Edison said it agreed with the ruling. A company statement said a previous NRC review found Edison's evaluations before installation of the generators did not have any bearing on the underlying issues that caused the 2012 tube leak.
The generators each contained nearly 10,000 alloy tubes that carried hot, pressurized water from the reactors. Resembling massive steel fire hydrants, the generators controlled heat in the reactors and operated something like a car radiator.
After the plant was shut down, tests found some generator tubes were so badly eroded that they could fail and possibly release radiation, a stunning finding inside the nearly new equipment.
An NRC investigation found that a botched computer analysis resulted in design flaws that were largely to blame for the unprecedented wear in the tubing.
Costs stemming from the premature demise of the plant are still being sorted out.
Some critics want the California Public Utilities Commission to reopen the case that saddled ratepayers with most of those costs, over $3 billion.

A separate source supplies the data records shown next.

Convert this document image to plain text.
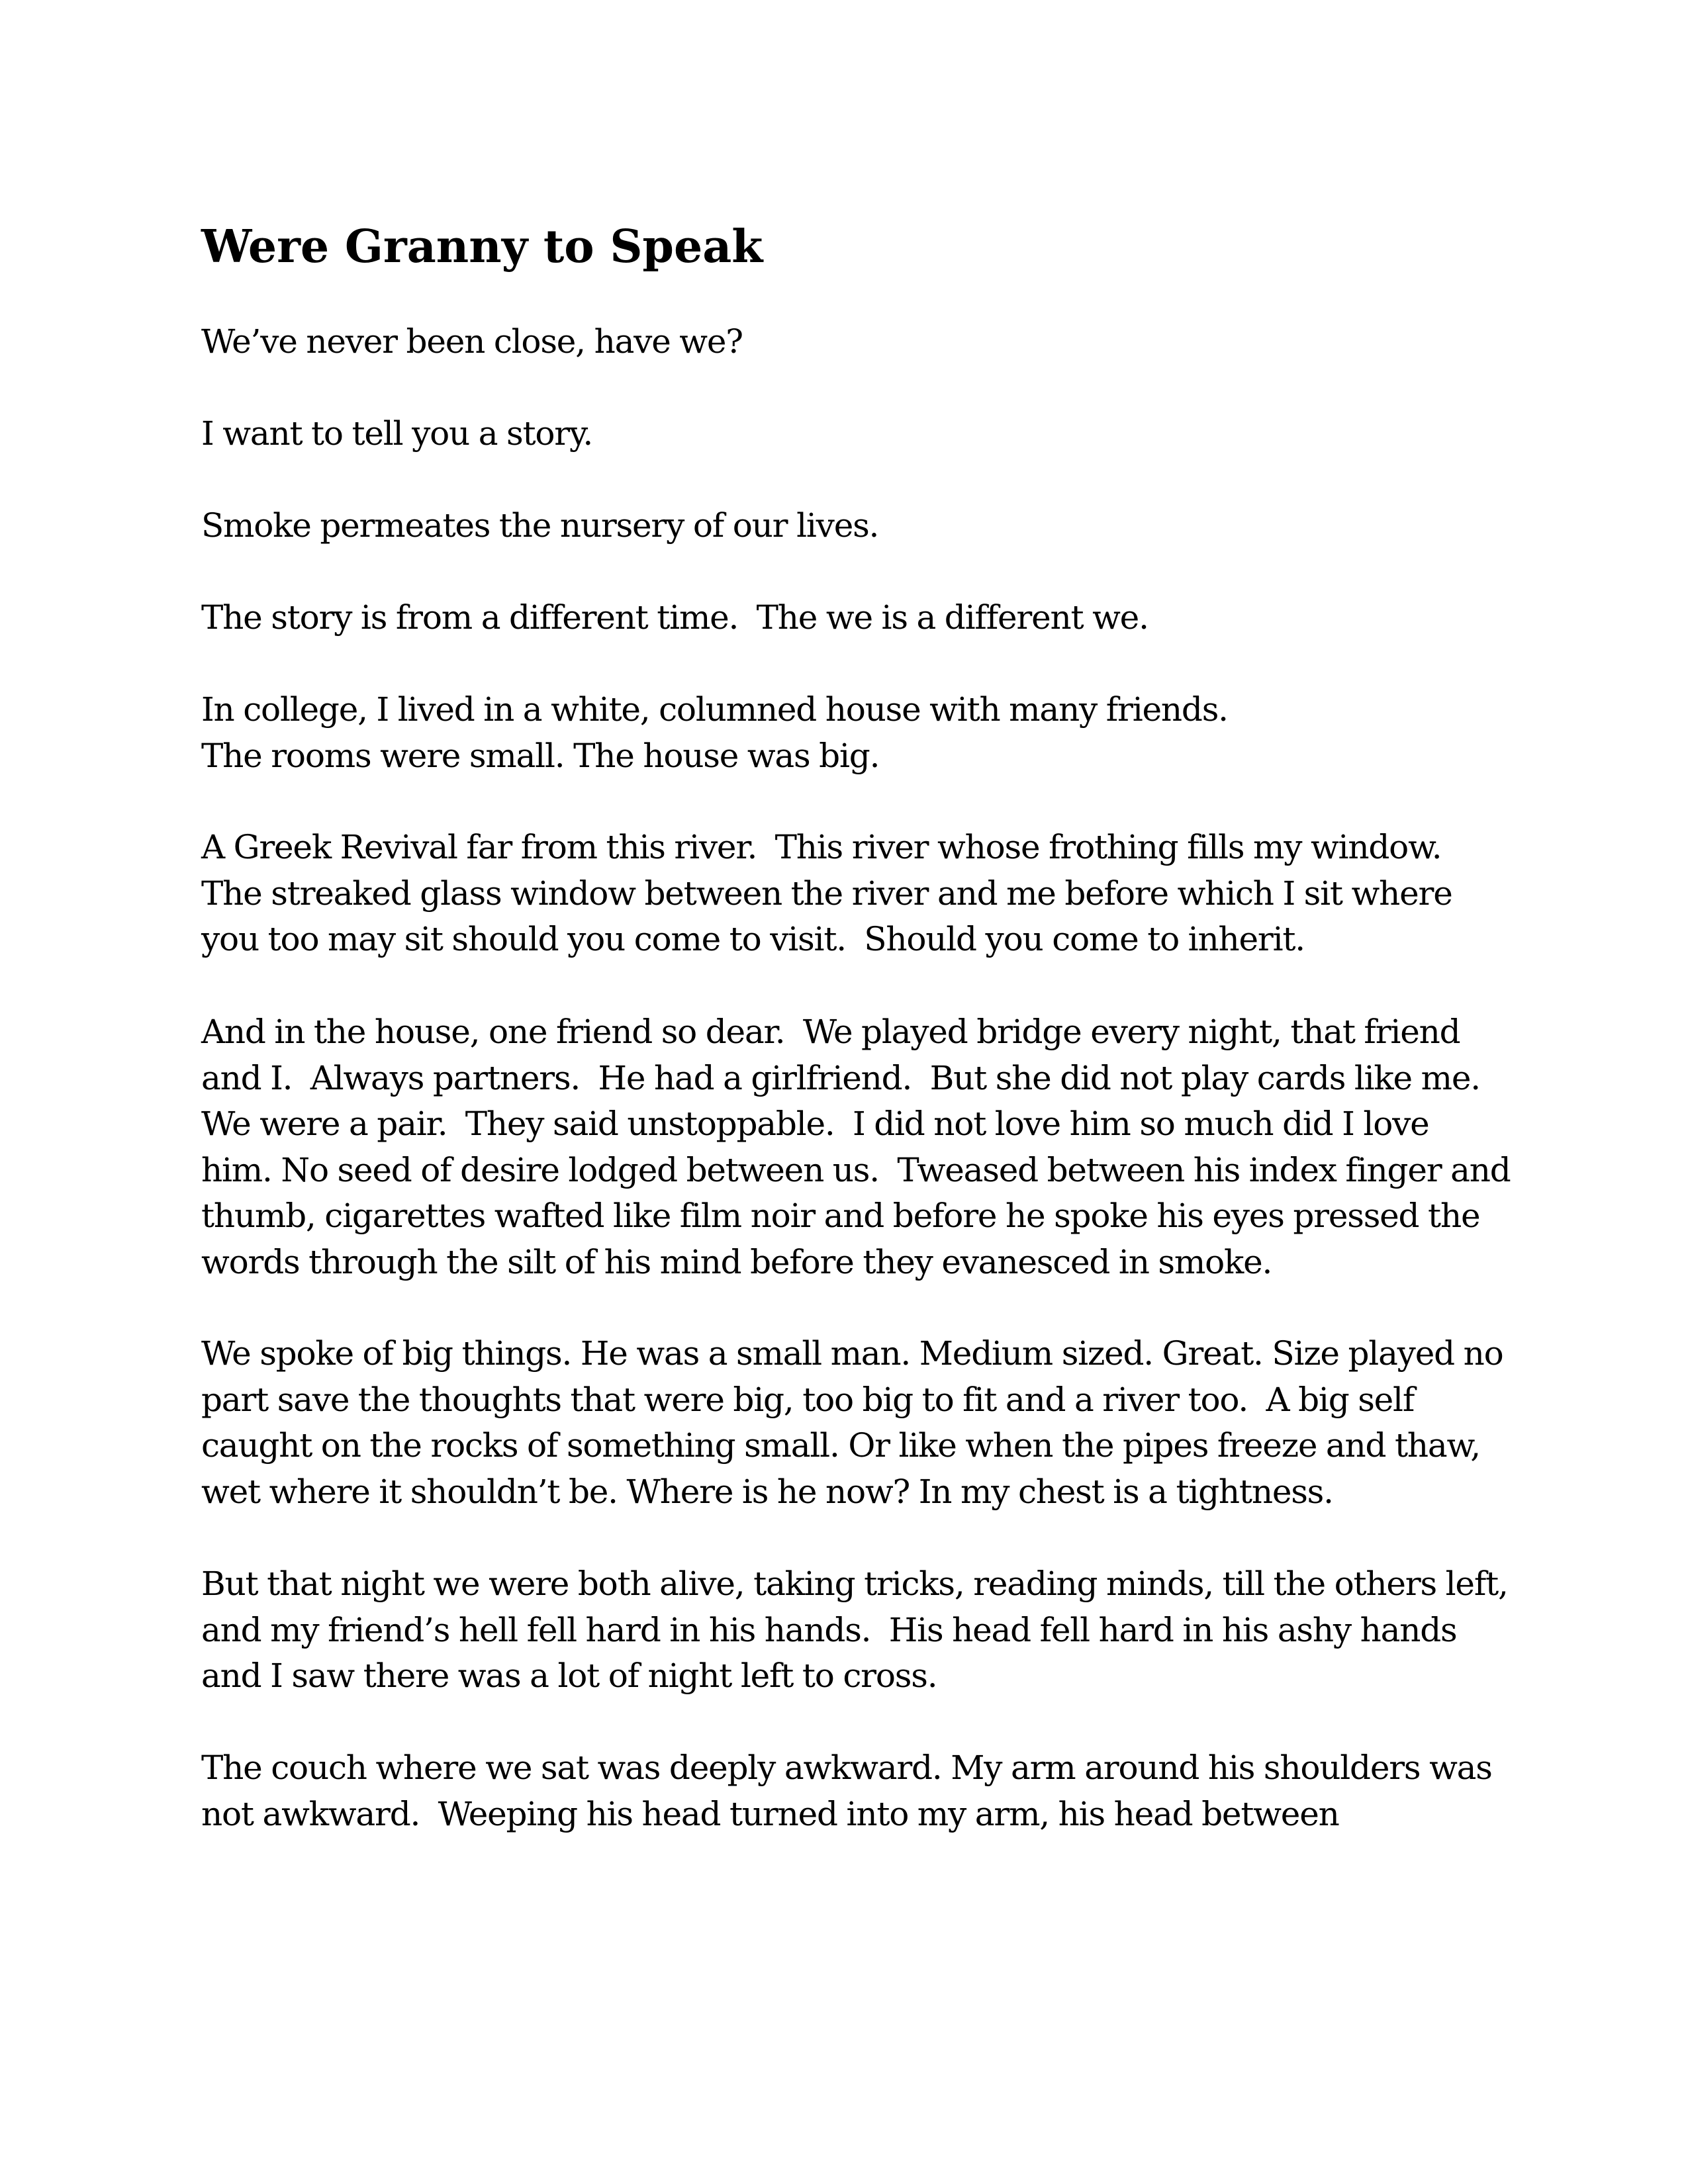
Were Granny to Speak
We’ve never been close, have we?
I want to tell you a story.
Smoke permeates the nursery of our lives.
The story is from a different time.  The we is a different we.
In college, I lived in a white, columned house with many friends.
The rooms were small. The house was big.
A Greek Revival far from this river.  This river whose frothing fills my window.
The streaked glass window between the river and me before which I sit where
you too may sit should you come to visit.  Should you come to inherit.
And in the house, one friend so dear.  We played bridge every night, that friend
and I.  Always partners.  He had a girlfriend.  But she did not play cards like me.
We were a pair.  They said unstoppable.  I did not love him so much did I love
him. No seed of desire lodged between us.  Tweased between his index finger and
thumb, cigarettes wafted like film noir and before he spoke his eyes pressed the
words through the silt of his mind before they evanesced in smoke.
We spoke of big things. He was a small man. Medium sized. Great. Size played no
part save the thoughts that were big, too big to fit and a river too.  A big self
caught on the rocks of something small. Or like when the pipes freeze and thaw,
wet where it shouldn’t be. Where is he now? In my chest is a tightness.
But that night we were both alive, taking tricks, reading minds, till the others left,
and my friend’s hell fell hard in his hands.  His head fell hard in his ashy hands
and I saw there was a lot of night left to cross.
The couch where we sat was deeply awkward. My arm around his shoulders was
not awkward.  Weeping his head turned into my arm, his head between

Meanwhile, Edison and the company that manufactured the generators, Mitsubishi Heavy Industries, have been locked in a dispute over possible damages.
Earlier this week, Mitsubishi disclosed that Edison had nearly doubled its damage claim to $7.57 billion in a proceeding before the International Chamber of Commerce. Mitsubishi said in a statement that its liability is limited to $137 million by contract, and that Edison's claims are "factually incorrect, legally unsound and inappropriate."